Additionally the State of the Union provided for no new spending announcement to fight AIDS domestically.
GMHC said that $59 billion is needed if the US is going to stand by its commitments to the President's Emergency Plan for AIDS Relief known as PEPFAR.
"It is unconscionable that the President would seek to under-fund at the current level, especially at this moment time," said Marjorie J. Hill, Chief Executive
Officer of Gay Men's Health Crisis.
"Just when new treatments are radically changing life chances for people with HIV, under-funding will effectively slam the door on millions of others.
In contrast to the 2003 PEPFAR authorization, when the US pledged to provide treatment to two million people in fifteen countries by the end of fiscal year 2008, the president's current proposal would extent treatment to only half a million additional people over the next five years Hill said.

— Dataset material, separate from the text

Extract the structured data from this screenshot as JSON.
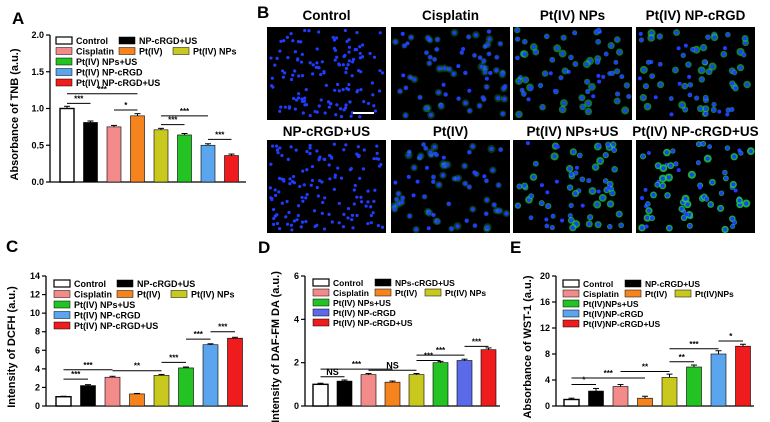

"This represents an alarming abandonment of PEPFARs goals and of the administrations promises to the international community," said Hill.
Advocates say they will now turn to Congress to ensure full funding for PEPFAR.
Congresswoman Barbara Lee (D-CA) was critical for the lack of any mention of domestic HIV/AIDS spending in the State of the Union.
"Even more incomprehensible, President Bush has flat-lined funding for the Minority AIDS Initiative and our domestic HIV/AIDS programs, even as data shows communities of color are increasingly bearing the brunt of the disease," said Lee.
"Over 188,000 African-Americans were living with AIDS at the end of 2005, representing 44 percent of all cases in the United States, according to the Centers for Disease Control and Prevention."
AIDS Healthcare Foundation, the nation's largest non-profit HIV/AIDS healthcare, research, prevention and education provider, also criticized the President for not mentioning new domestic HIV/AIDS funding.
"AHF was saddened to see President Bush miss an opportunity tonight to take a real leadership position in the fight against HIV/AIDS in the US," said Whitney Engeran, III, Director of AIDS Healthcare Foundation's Public Health Division.
"The CDC has not yet publicly released its newest US HIV numbers, but AIDS researchers, medical providers and advocates nationwide are expecting these latest numbers to show an alarming 35% to 50% increase in US HIV rates -- between 54,000 to 60,000 new infections identified annually."
According to CDC officials, that data is currently under "peer review" and will not be officially released to the public until later this year.
"The delay in providing the information closed the door on an opportunity to halt this trend, as the President did not confront the challenge in his address, nor is the necessary increased funding for stepped up HIV prevention and testing in the domestic fight against AIDS in his Administration's 2008 budget," said Engeran.